How Millennials Are Changing the Workplace
Earlier this year, Millennials (adults ages 18 to 34) surpassed Gen X (age 35 to 50) to become the largest generation in the American workforce.
This shift has major implications for companies of all sizes, from startups to enterprises. Millennials have very different workplace expectations from previous generations, and marketers who fail to take these into account face the prospect of low morale, high turnover, and difficult recruiting.
What do Millennials think of working and workplaces in general? According to a survey of more than 1,000 of them, there is one core theme: freedom.

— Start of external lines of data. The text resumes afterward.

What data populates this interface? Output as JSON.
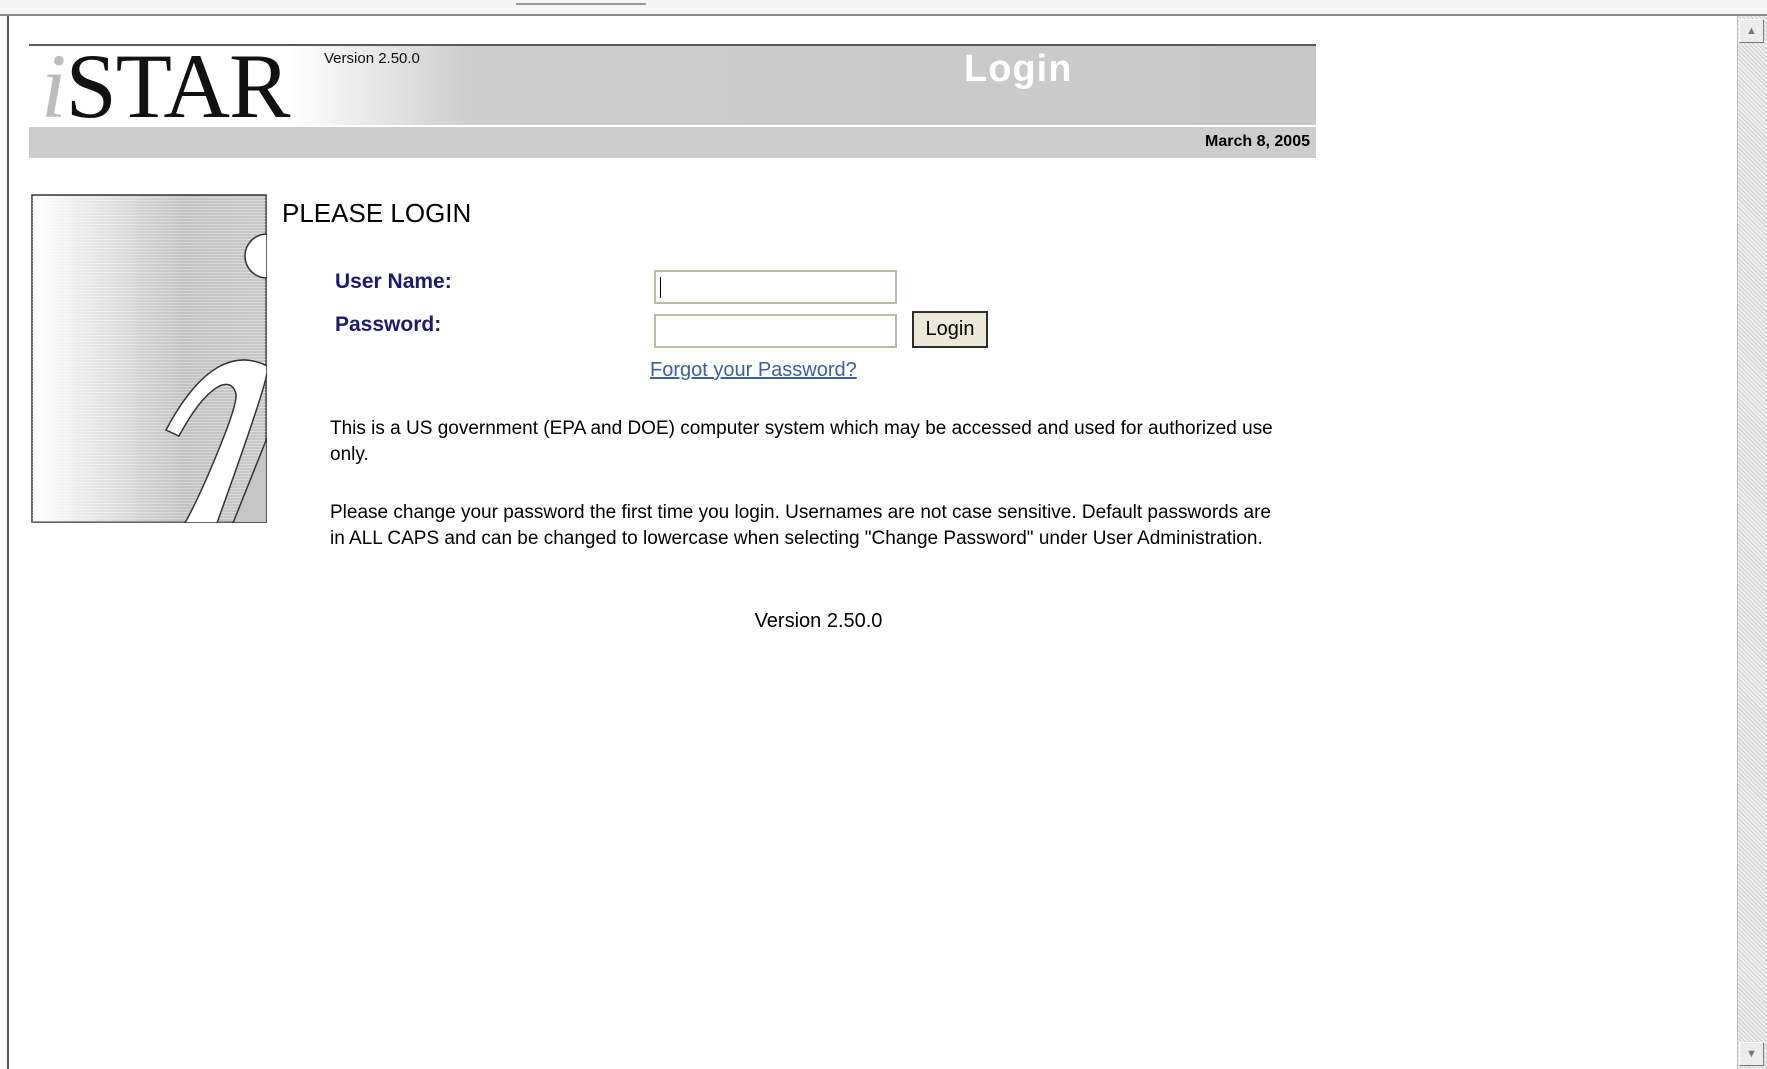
{
  "header": {
    "logo_i": "i",
    "logo_rest": "STAR",
    "version_label": "Version 2.50.0",
    "title": "Login",
    "date": "March 8, 2005"
  },
  "login": {
    "heading": "PLEASE LOGIN",
    "username_label": "User Name:",
    "username_value": "",
    "password_label": "Password:",
    "password_value": "",
    "login_button": "Login",
    "forgot_link": "Forgot your Password?"
  },
  "notices": {
    "p1": "This is a US government (EPA and DOE) computer system which may be accessed and used for authorized use only.",
    "p2": "Please change your password the first time you login. Usernames are not case sensitive. Default passwords are in ALL CAPS and can be changed to lowercase when selecting \"Change Password\" under User Administration."
  },
  "footer": {
    "version": "Version 2.50.0"
  },
  "scrollbar": {
    "up_icon": "scroll-up-arrow",
    "down_icon": "scroll-down-arrow"
  },
  "colors": {
    "label_navy": "#1a1a6e",
    "link_blue": "#3b5ea4",
    "banner_gray": "#cdcdcd",
    "button_face": "#ece9d8"
  }
}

Some 58% of Millennials expect to leave their current job within three years and 52% believe corporate loyalty is outdated. Moreover, 79% would consider quitting to work for themselves.
In other words, Millennials do not believe that they are obligated to their employer, and are only willing to sacrifice their independence if it is worth it.
The good news is that the companies that manage to hold onto Millennials are rewarded with valuable workers. More than two-thirds (68%) of hiring managers report Millennials possess skills previous generations don’t have, 82% think Millennials are more technologically adept, 60% say Millennials learn skills more quickly, and 57% believe Millennials are more likely to come up with fresh ideas.
For brands looking to succeed in the ever-changing realm of digital marketing, attracting—and retaining—these sorts of tech-savvy, agile workers is essential.
So, what keeps Millennial workers happy? As Mary Meeker put it in her annual Internet trends report, the key is to understand this fact: people have changed.
Millennial workers are more likely to be immigrants, urban dwellers, and unmarried compared with older workers. Like all employees they want good pay and benefits, but they also deeply value rewarding projects, flexible hours, and ample development opportunities.
Ultimately, Millennials want their workplace to feel meaningful; they want it to be more than a job. For employers, creating that sort of environment can be a challenge but, if successful, the payoff in happy, high-quality workers can be huge.